Comment analyser son marché local avant de booker des dates

Beaucoup d’artistes cherchent des concerts avant même de comprendre leur environnement. Ils envoient des emails, contactent des salles, relancent, sans savoir si leur projet correspond réellement au territoire. Résultat : peu de réponses, beaucoup de frustration, et une impression que “ça ne marche pas”.

Avant de booker, il faut analyser. Ton marché local n’est pas un concept abstrait. C’est un écosystème précis, avec ses lieux, ses habitudes de public, ses esthétiques dominantes et ses contraintes économiques.

La première chose à observer est l’offre existante. Quelles salles programment régulièrement de la musique live ? Quelle est leur jauge ? Leur ligne artistique ? Leur fréquence d’événements ? Analyse leurs programmations passées sur six à douze mois. Tu dois identifier des tendances : styles dominants, types de projets invités (émergents, confirmés, locaux, nationaux), formats de soirée.

L’objectif est simple : déterminer si ton projet s’inscrit naturellement dans cet environnement ou s’il est en décalage. Un décalage n’est pas forcément un problème, mais il doit être stratégique.

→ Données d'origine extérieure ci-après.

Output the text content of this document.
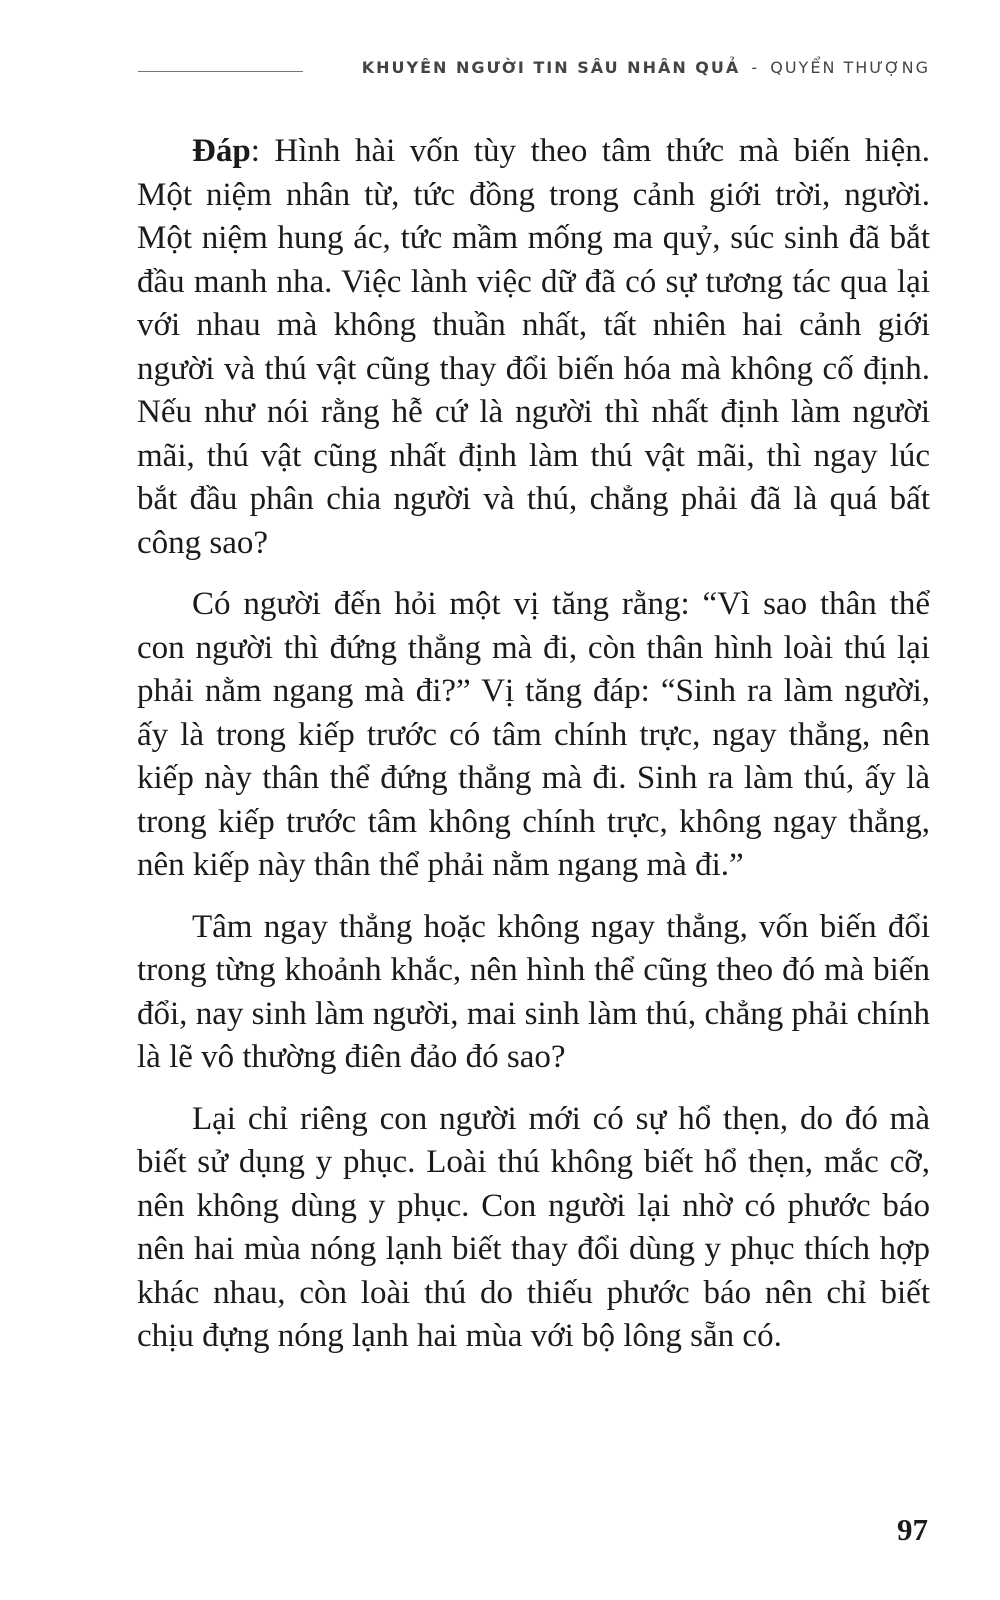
KHUYÊN NGƯỜI TIN SÂU NHÂN QUẢ - QUYỂN THƯỢNG

Đáp: Hình hài vốn tùy theo tâm thức mà biến hiện. Một niệm nhân từ, tức đồng trong cảnh giới trời, người. Một niệm hung ác, tức mầm mống ma quỷ, súc sinh đã bắt đầu manh nha. Việc lành việc dữ đã có sự tương tác qua lại với nhau mà không thuần nhất, tất nhiên hai cảnh giới người và thú vật cũng thay đổi biến hóa mà không cố định. Nếu như nói rằng hễ cứ là người thì nhất định làm người mãi, thú vật cũng nhất định làm thú vật mãi, thì ngay lúc bắt đầu phân chia người và thú, chẳng phải đã là quá bất công sao?

Có người đến hỏi một vị tăng rằng: “Vì sao thân thể con người thì đứng thẳng mà đi, còn thân hình loài thú lại phải nằm ngang mà đi?” Vị tăng đáp: “Sinh ra làm người, ấy là trong kiếp trước có tâm chính trực, ngay thẳng, nên kiếp này thân thể đứng thẳng mà đi. Sinh ra làm thú, ấy là trong kiếp trước tâm không chính trực, không ngay thẳng, nên kiếp này thân thể phải nằm ngang mà đi.”

Tâm ngay thẳng hoặc không ngay thẳng, vốn biến đổi trong từng khoảnh khắc, nên hình thể cũng theo đó mà biến đổi, nay sinh làm người, mai sinh làm thú, chẳng phải chính là lẽ vô thường điên đảo đó sao?

Lại chỉ riêng con người mới có sự hổ thẹn, do đó mà biết sử dụng y phục. Loài thú không biết hổ thẹn, mắc cỡ, nên không dùng y phục. Con người lại nhờ có phước báo nên hai mùa nóng lạnh biết thay đổi dùng y phục thích hợp khác nhau, còn loài thú do thiếu phước báo nên chỉ biết chịu đựng nóng lạnh hai mùa với bộ lông sẵn có.

97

Ensuite, analyse la demande. Qui va aux concerts dans ta zone ? Étudiants, trentenaires urbains, public familial, scène alternative, public institutionnel ? Les réseaux sociaux des salles et des artistes locaux donnent souvent des indications claires : âge moyen, niveau d’engagement, fréquence de participation.

Si ton public cible n’est pas présent localement, ton effort de booking devra être plus important. À l’inverse, si une communauté compatible existe déjà, tu peux l’activer plus rapidement.

Troisième élément : la concurrence directe. Quels artistes locaux évoluent dans le même registre que toi ? Combien jouent régulièrement ? Où sont-ils programmés ? S’ils remplissent certaines salles, cela signifie qu’un public existe. S’ils ont du mal à dépasser un certain niveau, cela révèle peut-être une limite structurelle du marché.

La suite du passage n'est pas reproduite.